Los rayos de las luces blancas cortaban en trozos la oscuridad, cruzándose en el medio de la pista. De pronto iluminaban tu rostro y yo lograba verte enmarcado por esos audífonos gigantes. Tu barbilla -seguía el ritmo de la música- gobernada por una curiosa e irresistible hendidura. Sólo faltaba que sonrieras para que todo fuera perfecto. (Siempre me daba por pensar que faltaba algo para que todo fuera perfecto) Estabas serio, arrugabas el entrecejo como si estuvieras a cargo de una operación a corazón abierto. Y es que no era menor tú responsabilidad. En tus manos estaba el destino de la noche de cientos de almas que te rodeaban expectantes, como animales sedientos, te miraban, preguntándose: “a dónde nos llevará ahora”.

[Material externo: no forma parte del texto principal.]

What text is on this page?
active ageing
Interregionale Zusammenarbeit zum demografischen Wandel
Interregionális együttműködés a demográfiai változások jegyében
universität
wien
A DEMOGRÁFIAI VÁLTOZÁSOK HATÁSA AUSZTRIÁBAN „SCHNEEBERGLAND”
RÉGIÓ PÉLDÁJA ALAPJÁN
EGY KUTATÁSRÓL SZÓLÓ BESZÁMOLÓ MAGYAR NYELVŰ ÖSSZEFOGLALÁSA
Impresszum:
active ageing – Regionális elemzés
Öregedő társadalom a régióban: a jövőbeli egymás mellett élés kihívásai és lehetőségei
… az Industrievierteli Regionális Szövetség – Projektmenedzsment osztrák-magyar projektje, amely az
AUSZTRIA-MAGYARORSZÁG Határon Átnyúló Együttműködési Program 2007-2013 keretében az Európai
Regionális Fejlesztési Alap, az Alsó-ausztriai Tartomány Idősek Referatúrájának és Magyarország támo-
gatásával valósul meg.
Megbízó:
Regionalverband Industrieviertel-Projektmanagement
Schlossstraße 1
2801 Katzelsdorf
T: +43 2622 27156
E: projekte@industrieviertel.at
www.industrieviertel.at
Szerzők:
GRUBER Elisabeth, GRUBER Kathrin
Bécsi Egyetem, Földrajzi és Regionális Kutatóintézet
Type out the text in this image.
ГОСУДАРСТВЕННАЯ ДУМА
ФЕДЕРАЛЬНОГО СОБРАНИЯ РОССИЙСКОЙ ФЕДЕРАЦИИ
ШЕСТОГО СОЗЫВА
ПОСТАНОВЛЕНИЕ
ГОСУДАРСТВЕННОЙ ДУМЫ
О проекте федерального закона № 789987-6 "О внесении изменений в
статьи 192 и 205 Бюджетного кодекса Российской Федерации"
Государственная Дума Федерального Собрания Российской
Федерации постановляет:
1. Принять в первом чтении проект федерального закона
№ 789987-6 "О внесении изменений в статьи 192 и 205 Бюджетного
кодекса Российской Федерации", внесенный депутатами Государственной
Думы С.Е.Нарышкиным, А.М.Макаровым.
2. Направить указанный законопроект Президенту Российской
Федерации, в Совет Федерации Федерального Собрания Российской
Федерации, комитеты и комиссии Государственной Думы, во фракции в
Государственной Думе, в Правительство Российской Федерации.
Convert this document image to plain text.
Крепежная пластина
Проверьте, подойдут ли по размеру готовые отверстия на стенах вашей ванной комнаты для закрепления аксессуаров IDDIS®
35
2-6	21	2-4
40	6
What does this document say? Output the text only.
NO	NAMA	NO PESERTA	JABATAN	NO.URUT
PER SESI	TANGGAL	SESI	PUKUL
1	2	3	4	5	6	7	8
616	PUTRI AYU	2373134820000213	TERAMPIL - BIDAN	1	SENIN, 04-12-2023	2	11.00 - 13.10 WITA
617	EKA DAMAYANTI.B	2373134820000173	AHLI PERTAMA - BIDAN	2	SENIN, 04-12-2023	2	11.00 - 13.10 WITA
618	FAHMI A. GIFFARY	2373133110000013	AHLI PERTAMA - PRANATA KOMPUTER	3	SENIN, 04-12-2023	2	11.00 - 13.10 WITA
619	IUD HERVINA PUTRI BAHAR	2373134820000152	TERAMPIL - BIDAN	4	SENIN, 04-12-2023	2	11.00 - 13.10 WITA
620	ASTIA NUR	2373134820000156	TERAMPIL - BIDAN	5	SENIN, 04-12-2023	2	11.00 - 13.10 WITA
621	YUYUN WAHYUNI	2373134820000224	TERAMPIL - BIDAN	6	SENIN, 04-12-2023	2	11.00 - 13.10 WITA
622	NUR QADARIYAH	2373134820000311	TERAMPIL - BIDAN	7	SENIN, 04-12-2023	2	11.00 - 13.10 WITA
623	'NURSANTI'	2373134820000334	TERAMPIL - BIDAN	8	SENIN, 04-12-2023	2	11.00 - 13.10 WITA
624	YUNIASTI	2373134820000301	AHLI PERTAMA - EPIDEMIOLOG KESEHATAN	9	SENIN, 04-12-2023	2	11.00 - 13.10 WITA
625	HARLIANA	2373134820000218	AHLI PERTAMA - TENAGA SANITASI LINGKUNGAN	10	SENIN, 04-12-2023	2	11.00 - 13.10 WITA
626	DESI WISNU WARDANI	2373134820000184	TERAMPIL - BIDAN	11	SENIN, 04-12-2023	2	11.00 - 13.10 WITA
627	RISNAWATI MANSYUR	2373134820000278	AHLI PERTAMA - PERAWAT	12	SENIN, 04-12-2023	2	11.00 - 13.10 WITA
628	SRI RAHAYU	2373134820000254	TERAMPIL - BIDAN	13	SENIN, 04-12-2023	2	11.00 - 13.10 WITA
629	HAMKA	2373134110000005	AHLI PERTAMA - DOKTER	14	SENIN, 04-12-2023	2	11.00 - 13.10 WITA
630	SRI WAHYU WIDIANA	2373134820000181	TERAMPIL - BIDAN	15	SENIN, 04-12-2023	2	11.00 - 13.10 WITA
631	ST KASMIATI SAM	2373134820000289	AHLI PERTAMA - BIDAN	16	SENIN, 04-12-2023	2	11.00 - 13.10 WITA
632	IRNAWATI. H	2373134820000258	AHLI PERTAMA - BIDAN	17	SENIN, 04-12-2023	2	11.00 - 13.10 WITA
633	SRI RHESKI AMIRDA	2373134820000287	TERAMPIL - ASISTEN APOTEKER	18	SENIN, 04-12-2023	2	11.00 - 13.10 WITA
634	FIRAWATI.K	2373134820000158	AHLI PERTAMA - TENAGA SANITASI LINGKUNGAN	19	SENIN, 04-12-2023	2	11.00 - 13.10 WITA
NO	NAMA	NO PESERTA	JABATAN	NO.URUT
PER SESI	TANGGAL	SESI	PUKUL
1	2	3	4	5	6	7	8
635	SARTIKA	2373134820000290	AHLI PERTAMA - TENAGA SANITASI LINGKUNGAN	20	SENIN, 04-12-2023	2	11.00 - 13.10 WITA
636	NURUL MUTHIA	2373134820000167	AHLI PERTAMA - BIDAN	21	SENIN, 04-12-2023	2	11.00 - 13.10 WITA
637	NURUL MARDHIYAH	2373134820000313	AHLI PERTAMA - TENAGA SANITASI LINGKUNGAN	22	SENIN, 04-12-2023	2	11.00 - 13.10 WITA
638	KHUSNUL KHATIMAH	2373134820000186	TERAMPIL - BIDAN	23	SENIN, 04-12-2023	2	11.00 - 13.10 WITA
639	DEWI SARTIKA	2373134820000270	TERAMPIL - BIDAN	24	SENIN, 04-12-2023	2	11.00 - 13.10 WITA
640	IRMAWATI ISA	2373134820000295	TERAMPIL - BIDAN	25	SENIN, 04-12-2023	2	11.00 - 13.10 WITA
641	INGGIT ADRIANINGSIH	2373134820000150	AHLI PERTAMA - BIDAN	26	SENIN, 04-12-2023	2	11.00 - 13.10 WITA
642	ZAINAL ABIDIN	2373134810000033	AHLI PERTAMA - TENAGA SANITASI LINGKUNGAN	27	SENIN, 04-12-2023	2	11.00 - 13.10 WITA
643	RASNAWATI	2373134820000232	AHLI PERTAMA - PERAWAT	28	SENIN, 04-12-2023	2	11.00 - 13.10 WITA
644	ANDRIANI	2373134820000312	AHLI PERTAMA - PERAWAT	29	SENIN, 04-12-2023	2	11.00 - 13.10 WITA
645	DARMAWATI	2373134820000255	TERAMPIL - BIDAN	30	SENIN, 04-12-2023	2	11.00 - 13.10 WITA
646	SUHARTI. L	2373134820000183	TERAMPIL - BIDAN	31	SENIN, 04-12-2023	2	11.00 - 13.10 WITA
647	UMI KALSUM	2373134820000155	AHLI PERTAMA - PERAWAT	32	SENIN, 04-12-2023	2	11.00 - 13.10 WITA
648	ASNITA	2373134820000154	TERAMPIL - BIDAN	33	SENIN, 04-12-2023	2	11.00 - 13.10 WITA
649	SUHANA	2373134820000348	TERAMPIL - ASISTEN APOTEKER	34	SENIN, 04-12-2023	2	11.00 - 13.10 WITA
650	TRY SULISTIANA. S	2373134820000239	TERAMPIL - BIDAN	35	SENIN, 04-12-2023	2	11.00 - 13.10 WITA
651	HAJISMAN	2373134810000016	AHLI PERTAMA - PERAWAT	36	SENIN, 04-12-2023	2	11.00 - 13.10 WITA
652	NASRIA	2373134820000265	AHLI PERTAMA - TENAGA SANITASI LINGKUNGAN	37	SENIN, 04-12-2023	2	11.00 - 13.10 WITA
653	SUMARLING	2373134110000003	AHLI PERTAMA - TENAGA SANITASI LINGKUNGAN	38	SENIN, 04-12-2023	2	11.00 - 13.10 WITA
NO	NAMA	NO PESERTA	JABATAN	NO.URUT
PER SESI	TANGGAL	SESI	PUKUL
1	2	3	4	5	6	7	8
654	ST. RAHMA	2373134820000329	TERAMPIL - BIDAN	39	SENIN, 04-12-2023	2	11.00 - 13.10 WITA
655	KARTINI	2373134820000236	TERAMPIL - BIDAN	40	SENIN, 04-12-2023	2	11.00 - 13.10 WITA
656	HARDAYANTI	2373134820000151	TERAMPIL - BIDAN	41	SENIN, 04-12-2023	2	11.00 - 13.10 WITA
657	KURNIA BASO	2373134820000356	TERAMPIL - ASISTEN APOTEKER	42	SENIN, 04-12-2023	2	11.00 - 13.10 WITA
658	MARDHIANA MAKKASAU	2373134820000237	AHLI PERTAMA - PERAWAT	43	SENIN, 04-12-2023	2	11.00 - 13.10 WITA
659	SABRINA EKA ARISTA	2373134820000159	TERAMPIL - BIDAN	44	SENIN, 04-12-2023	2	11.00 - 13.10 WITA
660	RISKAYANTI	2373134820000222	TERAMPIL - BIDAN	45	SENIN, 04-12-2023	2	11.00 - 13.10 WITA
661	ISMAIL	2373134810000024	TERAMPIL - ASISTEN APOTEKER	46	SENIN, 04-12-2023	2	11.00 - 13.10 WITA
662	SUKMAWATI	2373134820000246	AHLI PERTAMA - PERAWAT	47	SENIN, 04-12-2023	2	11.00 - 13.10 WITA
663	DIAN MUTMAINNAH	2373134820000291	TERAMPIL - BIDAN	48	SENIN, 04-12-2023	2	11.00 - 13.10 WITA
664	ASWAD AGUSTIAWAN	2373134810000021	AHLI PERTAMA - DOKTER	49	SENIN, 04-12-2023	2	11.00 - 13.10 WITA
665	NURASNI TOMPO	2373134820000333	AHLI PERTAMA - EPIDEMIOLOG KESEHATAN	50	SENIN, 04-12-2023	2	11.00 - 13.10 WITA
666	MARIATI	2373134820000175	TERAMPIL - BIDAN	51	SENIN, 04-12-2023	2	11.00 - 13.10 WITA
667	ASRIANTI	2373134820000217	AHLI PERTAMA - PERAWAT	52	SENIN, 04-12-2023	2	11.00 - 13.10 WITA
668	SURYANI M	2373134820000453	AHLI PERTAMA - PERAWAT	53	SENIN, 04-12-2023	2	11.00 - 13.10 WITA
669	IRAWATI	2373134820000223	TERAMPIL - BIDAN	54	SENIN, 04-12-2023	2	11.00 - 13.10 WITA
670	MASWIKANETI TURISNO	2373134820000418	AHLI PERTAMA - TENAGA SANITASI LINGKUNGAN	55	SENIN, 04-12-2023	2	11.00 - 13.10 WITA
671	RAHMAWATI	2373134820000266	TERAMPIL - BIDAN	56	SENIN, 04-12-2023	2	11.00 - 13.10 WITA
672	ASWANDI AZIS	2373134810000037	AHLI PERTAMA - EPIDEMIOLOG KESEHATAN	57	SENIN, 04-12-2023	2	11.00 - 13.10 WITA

Comenzaste con algo suave,
jueguetón. Buscaste miradas aprobatorias. Con un puño en alto martillabas esa
neblina artificial que nos desdibujaba. Te
encontraste con mi mirada que no te soltaba ni por un instante, subí el
dedo pulgar y me moví, contagiando a la manada. Cerré los ojos, me dejé llevar,
tus manos se abrían como flores marinas, percibiendo la energía.
Llegó Caramelo, ese amigo tuyo.
Te besó, te palmoteó, te pasó la mano por el cabello como si se tratase en
encuentro entre cachorros, tú le entregaste los audífonos, dándole la
responsabilidad de todo lo que estaba
por venir. Me encontraste y de un salto estabas en la pista. Salí en franca
huida, afuera hacía frío, tu ibas sin camisa. Yo alcé mi mano haciendo parar un
taxi, tu me tomaste del brazo. Así de fácil. Respiración
entrecortada, late el corazón que se sale del pecho. "No sabes cómo agradezco
que por lo menos uno de los dos haya
sido valiente en todo esto, si fueras como yo, aún estaríamos esperándonos". Así le dijo, a sabiendas de que no
hay responsabilidad más grande que estar siempre a cargo de la música.